CD Projekt Red’s origin story reads like the kind of underdog tale that only gets better with a couple of poorly timed deadlines and a lot of stubbornness. Art director Paweł Mielniczuk says that when he joined the studio in 2006, there were about 60 people cramped into two rooms, and a single red room acted as the creative hub. The early years were lean and weird.
Mielniczuk recalls seven years of work on the first Witcher that came at a heavy cost for the team both financially and emotionally. Staff on the publishing side apparently viewed the developers like outsiders living in a cellar, making games. The company’s expectations were blunt. “They will never earn any money here” was the line people used. That attitude left the studio feeling like the company’s ugly child until the first Witcher finally launched and caught on in Poland and across Europe.
The anecdote casts a long shadow over the studio now known for multi-million sellers and global reach. The first Witcher was a turnaround moment that helped the team shake off internal skepticism and grow into a developer with major franchises. That growth is visible today in hiring and project scale. For an idea of where the studio has landed since those two-room beginnings, see the company’s recent team expansion for The Witcher 4 and Cyberpunk 2 in a hiring update that outlines ongoing recruitment and studio scaling.

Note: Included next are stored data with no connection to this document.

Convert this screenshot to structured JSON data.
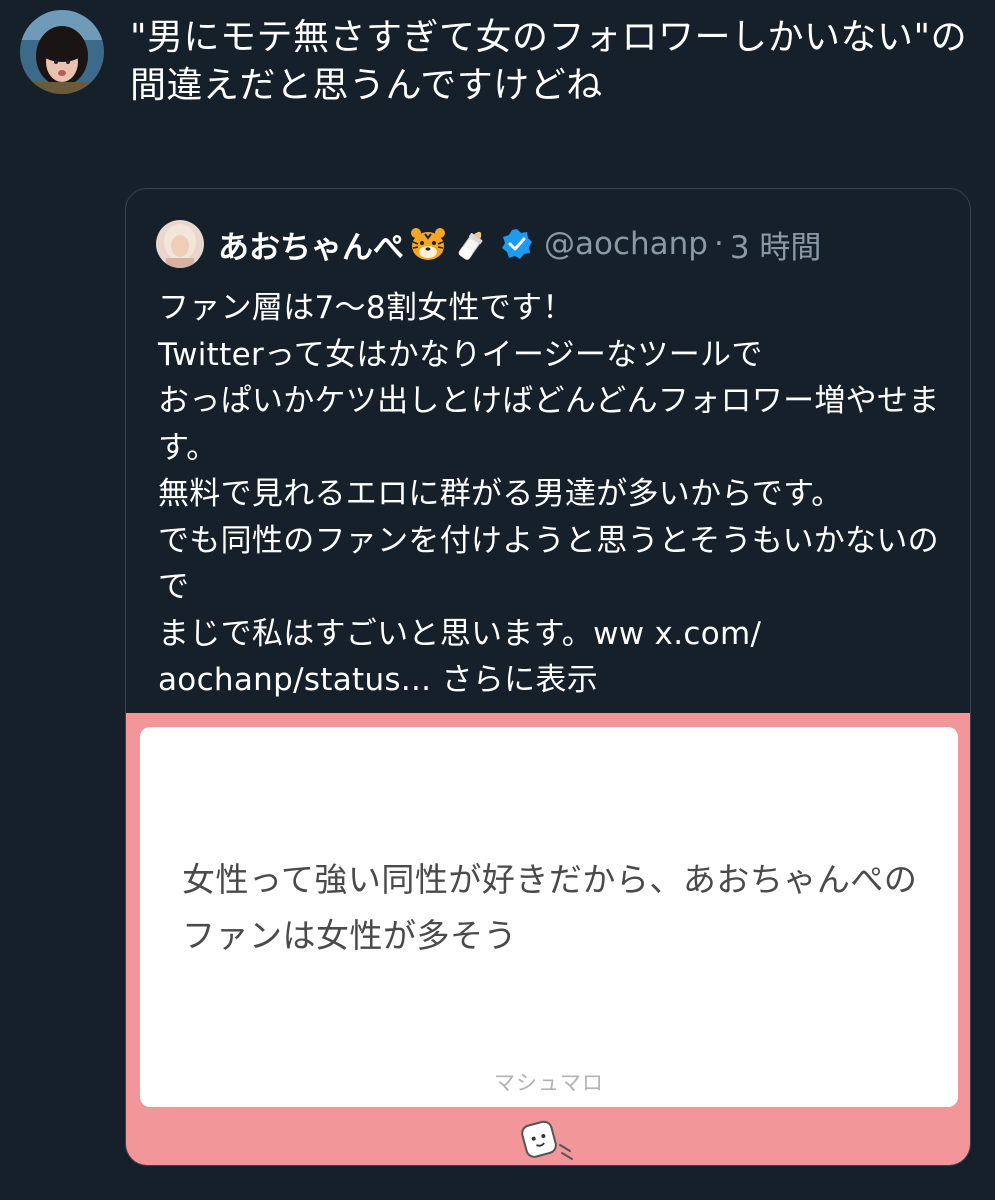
{
  "tweet": {
    "text": "\"男にモテ無さすぎて女のフォロワーしかいない\"の間違えだと思うんですけどね"
  },
  "quote": {
    "display_name": "あおちゃんぺ",
    "emoji_1": "tiger-face",
    "emoji_2": "baby-bottle",
    "verified_icon": "verified-badge-icon",
    "handle": "@aochanp",
    "separator": "·",
    "time": "3 時間",
    "body": "ファン層は7〜8割女性です！\nTwitterって女はかなりイージーなツールで\nおっぱいかケツ出しとけばどんどんフォロワー増やせます。\n無料で見れるエロに群がる男達が多いからです。\nでも同性のファンを付けようと思うとそうもいかないので\nまじで私はすごいと思います。ww x.com/\naochanp/status...",
    "show_more": "さらに表示"
  },
  "marshmallow": {
    "question": "女性って強い同性が好きだから、あおちゃんぺのファンは女性が多そう",
    "brand": "マシュマロ",
    "background_color": "#f29699"
  },
  "colors": {
    "background": "#15202b",
    "border": "#38444d",
    "secondary_text": "#8b98a5",
    "verified": "#1d9bf0"
  }
}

Hearing developers describe the early days the way Mielniczuk does helps explain why some of CD Projekt Red’s later missteps felt so dramatic. When a group starts from being discounted and underfunded, that history can make big failures hurt even more. Success for the studio was not a straight line. It was a slow splice from cellar projects to a global franchise that now supports massive teams and big bets.
The story also serves as a reminder that reputations inside a company matter. The people who are waved off as odd or unlikely can turn into the creative engine that defines the firm for a decade.